Katherina Harsch: New Work ist ein Konzept, das Arbeit neu definiert und den Menschen in den Mittelpunkt stellt. Es zeigt sich im strukturellen Wandel der Arbeitswelt, weg von traditionellen Hierarchien, starren Strukturen und vordefinierten Prozessen à la Command and Control hin zu Sinnhaftigkeit, Flexibilität und Selbstbestimmung bei der Arbeit.

Gerade in Zeiten des Fachkräftemangels stehen viele Unternehmen vor der Herausforderung, talentierte Mitarbeitende zu finden und zu binden. Rund 44 Prozent der Berufsgruppen leiden laut Bundeswirtschaftsministerium unter diesem Mangel, Stellen bleiben lange unbesetzt. Faktoren wie hohe Gehälter, prestigeträchtige Titel und teure Dienstwagen sind heute nicht mehr so entscheidend. Stattdessen suchen viele Menschen ein Arbeitsumfeld, in dem sie sich wohl fühlen, Wertschätzung erfahren und ihre Fähigkeiten weiterentwickeln können. Arbeit soll Sinn stiften.

Um die besten Talente anzuziehen und zu halten, ist es für Unternehmen entscheidend, sich mit New Work auseinanderzusetzen. In der Praxis bedeutet dies häufig Maßnahmen wie flexible Gestaltung von Arbeitsort und -zeit, flache Hierarchien, agile Arbeitsmethoden, neue Führungsansätze und die Schaffung einer Vertrauenskultur.

Was haben aktuelle Definitionen von New Work überhaupt noch mit dem ursprünglichen Ansatz von Frithjof Bergmann gemein?

Frithjof Bergmann entwickelte den New-Work-Ansatz als Alternative zum kapitalistischen Arbeitsmodell. Sein Ziel war es, den Menschen in den Mittelpunkt zu stellen und die Lohnarbeit, wie wir sie kennen, abzuschaffen. Damals, in den 1970er Jahren, erlebte er bei General Motors ähnliche Umwälzungen wie heute durch die Digitalisierung. Bergmann schlug vor, die gewonnene freie Zeit sinnvoll zu nutzen, basierend auf persönlichen Interessen, Fähigkeiten und Werten.

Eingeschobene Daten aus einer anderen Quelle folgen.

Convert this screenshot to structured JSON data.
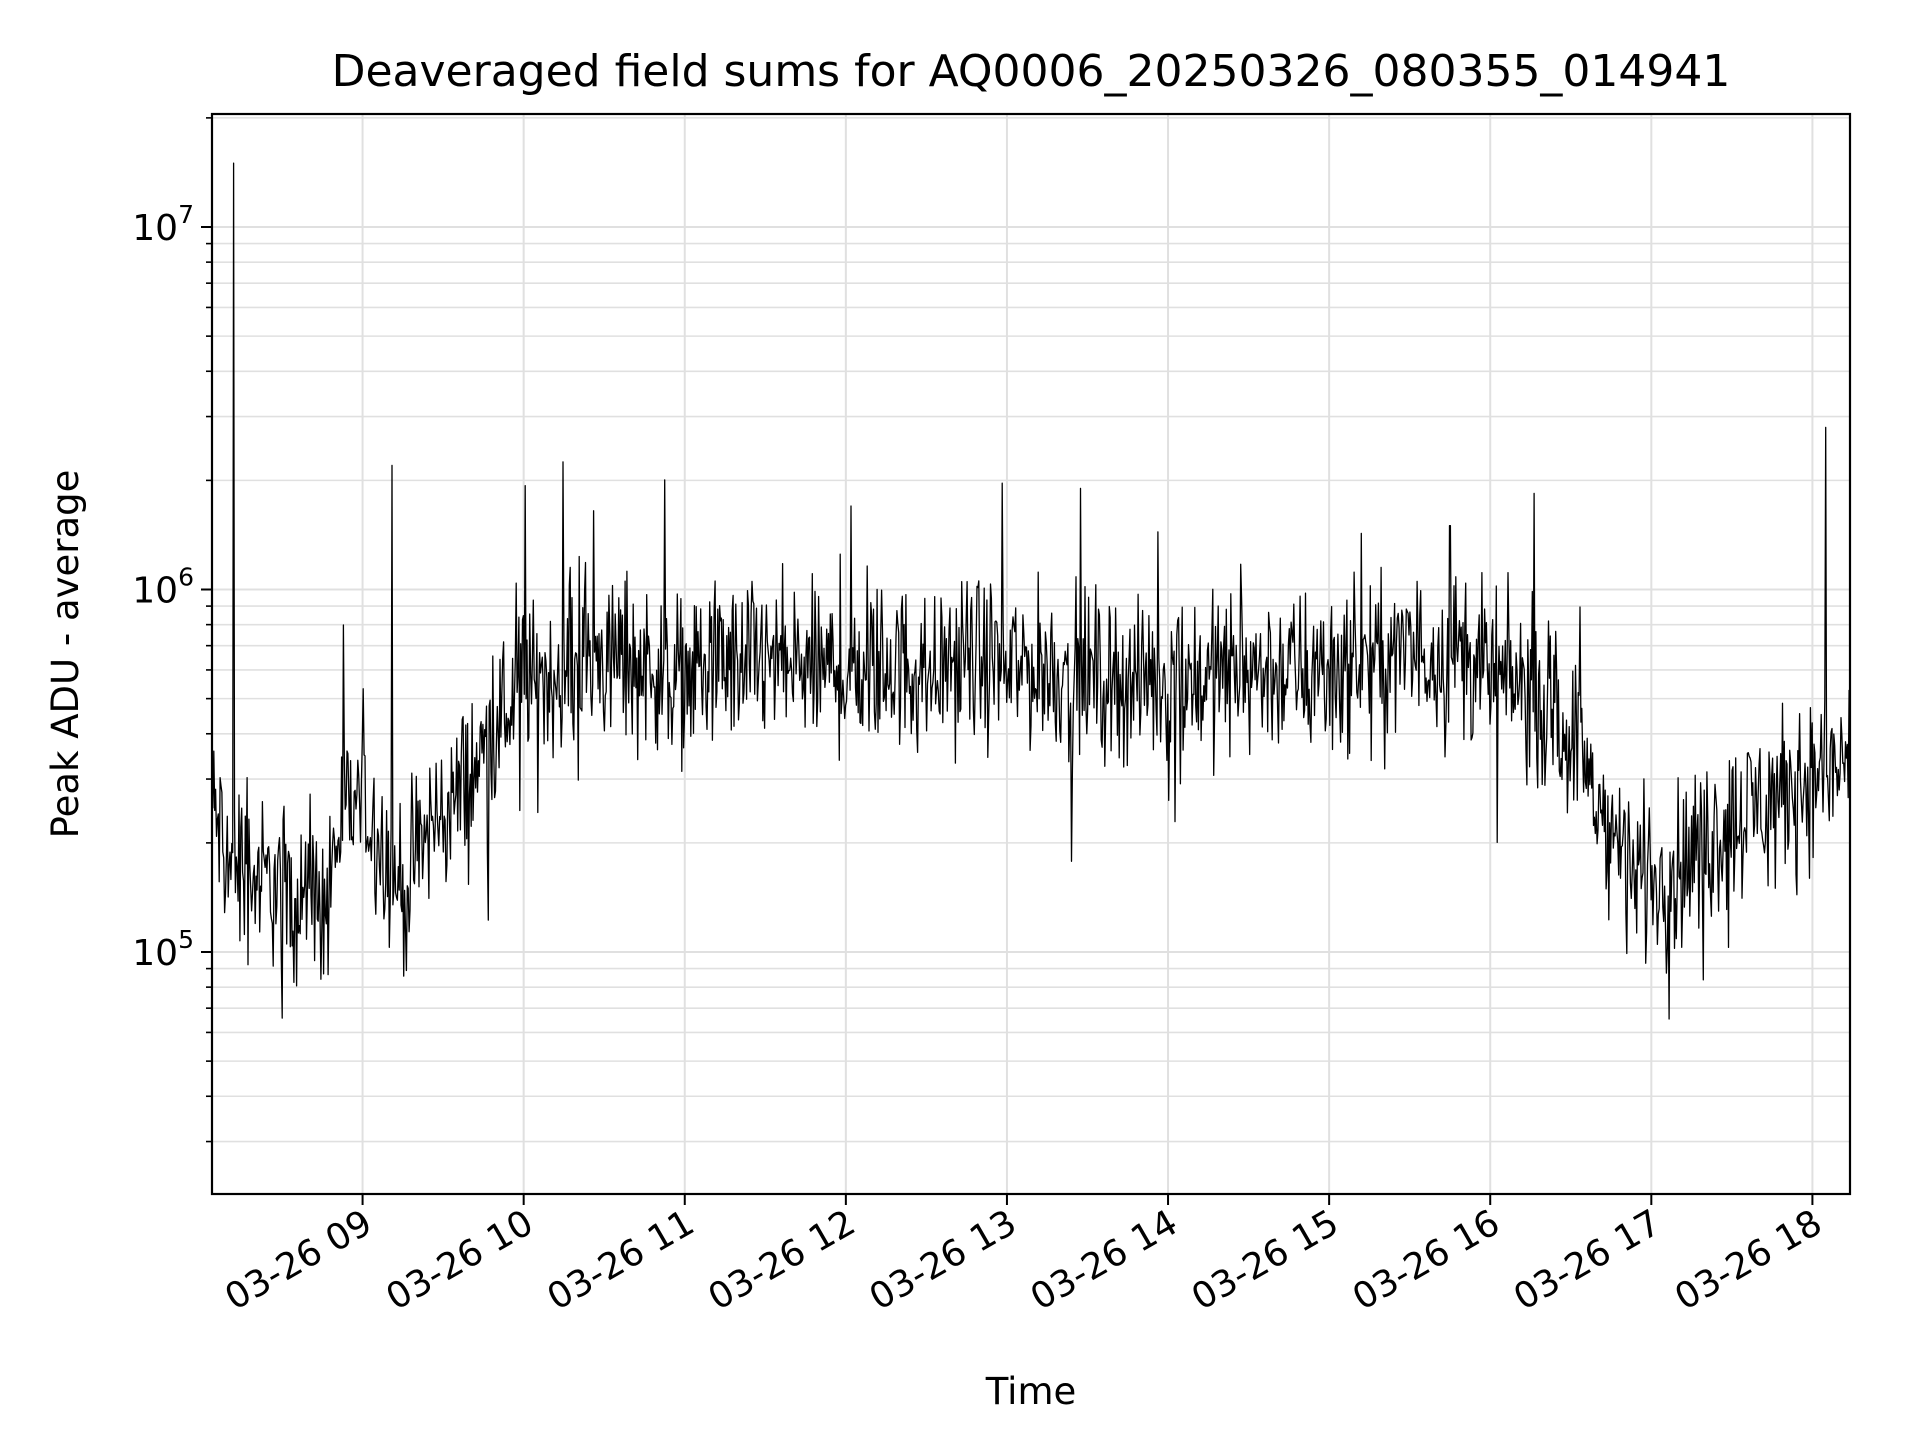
{
  "chart_data": {
    "type": "line",
    "title": "Deaveraged field sums for AQ0006_20250326_080355_014941",
    "xlabel": "Time",
    "ylabel": "Peak ADU - average",
    "x_type": "datetime",
    "xlim": [
      "2025-03-26T08:03:55",
      "2025-03-26T18:14:00"
    ],
    "y_scale": "log",
    "ylim": [
      21500,
      20500000
    ],
    "y_ticks": [
      {
        "value": 100000,
        "base": "10",
        "exponent": "5"
      },
      {
        "value": 1000000,
        "base": "10",
        "exponent": "6"
      },
      {
        "value": 10000000,
        "base": "10",
        "exponent": "7"
      }
    ],
    "x_ticks": [
      {
        "value": "2025-03-26T09:00:00",
        "label": "03-26 09"
      },
      {
        "value": "2025-03-26T10:00:00",
        "label": "03-26 10"
      },
      {
        "value": "2025-03-26T11:00:00",
        "label": "03-26 11"
      },
      {
        "value": "2025-03-26T12:00:00",
        "label": "03-26 12"
      },
      {
        "value": "2025-03-26T13:00:00",
        "label": "03-26 13"
      },
      {
        "value": "2025-03-26T14:00:00",
        "label": "03-26 14"
      },
      {
        "value": "2025-03-26T15:00:00",
        "label": "03-26 15"
      },
      {
        "value": "2025-03-26T16:00:00",
        "label": "03-26 16"
      },
      {
        "value": "2025-03-26T17:00:00",
        "label": "03-26 17"
      },
      {
        "value": "2025-03-26T18:00:00",
        "label": "03-26 18"
      }
    ],
    "grid": "major and minor",
    "line_color": "#000000",
    "grid_color": "#e0e0e0",
    "series": [
      {
        "x": [
          "2025-03-26T08:04:00",
          "2025-03-26T08:10:00",
          "2025-03-26T08:12:00",
          "2025-03-26T08:15:00",
          "2025-03-26T08:20:00",
          "2025-03-26T08:30:00",
          "2025-03-26T08:40:00",
          "2025-03-26T08:45:00",
          "2025-03-26T08:50:00",
          "2025-03-26T08:55:00",
          "2025-03-26T09:00:00",
          "2025-03-26T09:05:00",
          "2025-03-26T09:10:00",
          "2025-03-26T09:11:00",
          "2025-03-26T09:15:00",
          "2025-03-26T09:20:00",
          "2025-03-26T09:25:00",
          "2025-03-26T09:30:00",
          "2025-03-26T09:40:00",
          "2025-03-26T09:50:00",
          "2025-03-26T10:00:00",
          "2025-03-26T10:15:00",
          "2025-03-26T10:30:00",
          "2025-03-26T10:45:00",
          "2025-03-26T11:00:00",
          "2025-03-26T11:15:00",
          "2025-03-26T11:30:00",
          "2025-03-26T11:45:00",
          "2025-03-26T12:00:00",
          "2025-03-26T12:02:00",
          "2025-03-26T12:15:00",
          "2025-03-26T12:30:00",
          "2025-03-26T12:45:00",
          "2025-03-26T13:00:00",
          "2025-03-26T13:15:00",
          "2025-03-26T13:30:00",
          "2025-03-26T13:45:00",
          "2025-03-26T14:00:00",
          "2025-03-26T14:15:00",
          "2025-03-26T14:30:00",
          "2025-03-26T14:45:00",
          "2025-03-26T15:00:00",
          "2025-03-26T15:15:00",
          "2025-03-26T15:30:00",
          "2025-03-26T15:40:00",
          "2025-03-26T15:45:00",
          "2025-03-26T16:00:00",
          "2025-03-26T16:15:00",
          "2025-03-26T16:30:00",
          "2025-03-26T16:40:00",
          "2025-03-26T16:50:00",
          "2025-03-26T17:00:00",
          "2025-03-26T17:10:00",
          "2025-03-26T17:20:00",
          "2025-03-26T17:30:00",
          "2025-03-26T17:40:00",
          "2025-03-26T17:50:00",
          "2025-03-26T18:00:00",
          "2025-03-26T18:05:00",
          "2025-03-26T18:10:00",
          "2025-03-26T18:14:00"
        ],
        "y": [
          250000,
          180000,
          15000000,
          170000,
          160000,
          150000,
          140000,
          120000,
          200000,
          250000,
          260000,
          220000,
          180000,
          2200000,
          140000,
          180000,
          220000,
          240000,
          300000,
          420000,
          550000,
          600000,
          650000,
          620000,
          580000,
          620000,
          630000,
          600000,
          600000,
          1700000,
          620000,
          600000,
          640000,
          620000,
          600000,
          580000,
          560000,
          560000,
          580000,
          600000,
          590000,
          600000,
          620000,
          650000,
          700000,
          1500000,
          580000,
          520000,
          400000,
          260000,
          180000,
          160000,
          170000,
          200000,
          230000,
          260000,
          280000,
          300000,
          2800000,
          330000,
          360000
        ]
      }
    ]
  }
}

Das moderne New-Work-Konzept versucht, Arbeit attraktiver zu machen, ist aber weniger radikal als Bergmanns Ansatz. Die größte Herausforderung bei New Work besteht heute darin, dass es oft als ein Sammelsurium von Maßnahmen angesehen wird, in das alles Moderne und Neue hineingepackt wird. Der ganzheitliche Ansatz von New Work wird oft vernachlässigt und instrumentalisiert, um das Image des Unternehmens zu verbessern. Agile Methoden, flache Hierarchien, Homeoffice,Tischfußball und Obstschalen allein schaffen nicht zwangsläufig Sinn und Selbstbestimmung bei der Arbeit. Oft stehen Effizienzsteigerung und Produktivität im Vordergrund, während die Bedürfnisse der Beschäftigten vernachlässigt werden.

New Work bietet jedoch die Chance, eine Win-Win-Situation für Unternehmen und Beschäftigte zu schaffen, indem Arbeitspraktiken und -kulturen modernisiert werden, um den veränderten Anforderungen der Arbeitswelt und den Bedürfnissen der Menschen gerecht zu werden.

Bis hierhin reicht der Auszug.